Их шаги разносились по темной аллее гулким эхом, и от этого было почему-то очень хорошо.
– … Ну, не для детей, – сказала наконец Бьюли. – Они похабные.
– Как это?
– Неприличные. Там пишут такое, что детям читать рановато. Да и не всем взрослым нравится.
– А тебе нравится?
Бьюли растерянно улыбнулась и оглянулась по сторонам.
– Так неудобно с тобой об этом говорить. Давай ты подрастешь сначала? Тогда сразу скажу, честно.
Гилберт остановился и вкрадчиво сказал:
– Я никому не скажу. Мне же интересно.
Бьюли замерла в паре шагов от него и снисходительно покачала головой.
– Нет уж. А то твой папа мне предъявит.
– Я совсем никому не скажу, даже ему. Совсем-совсем никому.
Снова она помотала головой, на этот раз с виноватой улыбкой. Берт насупился и отвернулся к часовне. Он уже думал над тем, чтобы бросить Бьюли и уйти домой, раз она считает его малышней. Но перед глазами
– Больно надо, – буркнул под нос Гилберт и пошел за Бьюли. – Я тогда тебе про “Детей неба” не расскажу. А там такое…
Но он рассказал.
Стоя на пороге ее дома. Он рассказывал про нордов с могучими Голосами и смотрел ей в лучистые серые глаза. А потом Бьюли погладила его по голове и сказала, что он солнышко.
Солнышко.
Гилберт зачарованно прокручивал в памяти это слово перед сном. От него было так жарко, что Берт скинул одеяло и долго ворочался, прежде чем уснуть.
***
На следующее утро он хотел встать пораньше, чтобы застать папу, пока тот не ушел в караул, и рассказать о Бьюли. Берт предвкушал его расспросы и молчаливую гордость во взгляде. Может, он даже бы рассказал, что значит «похабный».
Но не вышло. Гилберт спал даже дольше обычного, ведь ночью он долго не мог заснуть. А еще вчерашний сахар хорошенько его «притопил», как сказал бы Гаф. Идиотина Гаф, который не защитил от Чумы и дал этот тупой сахар. Безусловно лучший на свете, но тупой, потому что Гилберт мог думать только о нем и о Бьюли.
Но о сахаре больше.
Он набирал воду в колодце за домом, слушая непривычно громкий птичий щебет в кронах. Раньше Гилберт выходил рано утром, когда было еще тихо, чтобы поскорее закончить всякую возню по дому и пойти шляться с мошкарой. Или подняться к себе и почитать.
А сейчас птицы орали вовсю, и Гилберт чувствовал странную оторванность от времени. Да и мысли о Бьюли уносили его куда-то далеко. Будь папа рядом, Берт бы все ему рассказал, потому что сгорал от непонятного желания смотреть ей на губы и слушать. Целую вечность.

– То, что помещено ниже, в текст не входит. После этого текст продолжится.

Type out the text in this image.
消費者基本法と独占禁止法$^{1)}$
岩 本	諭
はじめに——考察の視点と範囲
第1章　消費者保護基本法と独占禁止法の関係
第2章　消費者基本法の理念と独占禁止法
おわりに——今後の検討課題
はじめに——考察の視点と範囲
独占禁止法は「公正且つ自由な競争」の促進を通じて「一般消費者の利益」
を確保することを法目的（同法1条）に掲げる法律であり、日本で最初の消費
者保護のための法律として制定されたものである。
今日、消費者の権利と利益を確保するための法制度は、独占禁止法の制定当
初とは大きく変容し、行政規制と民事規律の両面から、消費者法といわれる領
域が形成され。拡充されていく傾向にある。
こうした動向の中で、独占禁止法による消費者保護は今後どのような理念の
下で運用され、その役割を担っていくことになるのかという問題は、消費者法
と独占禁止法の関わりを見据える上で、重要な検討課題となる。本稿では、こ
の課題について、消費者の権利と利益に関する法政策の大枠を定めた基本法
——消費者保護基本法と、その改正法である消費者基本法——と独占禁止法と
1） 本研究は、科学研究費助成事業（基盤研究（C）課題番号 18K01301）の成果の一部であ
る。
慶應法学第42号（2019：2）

Он стал крутить ручку на вороте, наматывая веревку с ведром. Вода в нем тяжело плескалась и искрилась в солнечных бликах. Берт докрутил до упора и стал вытягивать ведро на бортик, когда услышал за забором голос Лирена:
– Привет.
Гилберт обернулся, положив руку на отодвинутую крышку колодца. Лирен стоял смирно, даже не облокотившись на ограду.
– Привет.
– Ты не обижаешься? – заискивающе спросил Лирен.
– На тебя – нет. Ты же ничего не делал.
– Я просто подумал, что не надо было молчать. А то все как-то плохо получилось. Ты извини.
Берт тихо вздохнул. Хоть Лирен и не должен был извиняться, от этих слов все равно стало потеплее. Он подошел к забору и прислонился спиной к перекладине.
– Ты-то зачем извиняешься? Тебе не надо.
– Ну, просто папа говорил, что в стороне стоять тоже неправильно. А я стоял, вот и извиняюсь.
– Ладно. Тогда прощаю.
Они помолчали, слушая птиц, шелест листвы и невнятную болтовню на площади. Лирен смотрел на заросли осоки в углу участка, а Берт на ведро с водой, оставленное на колодце.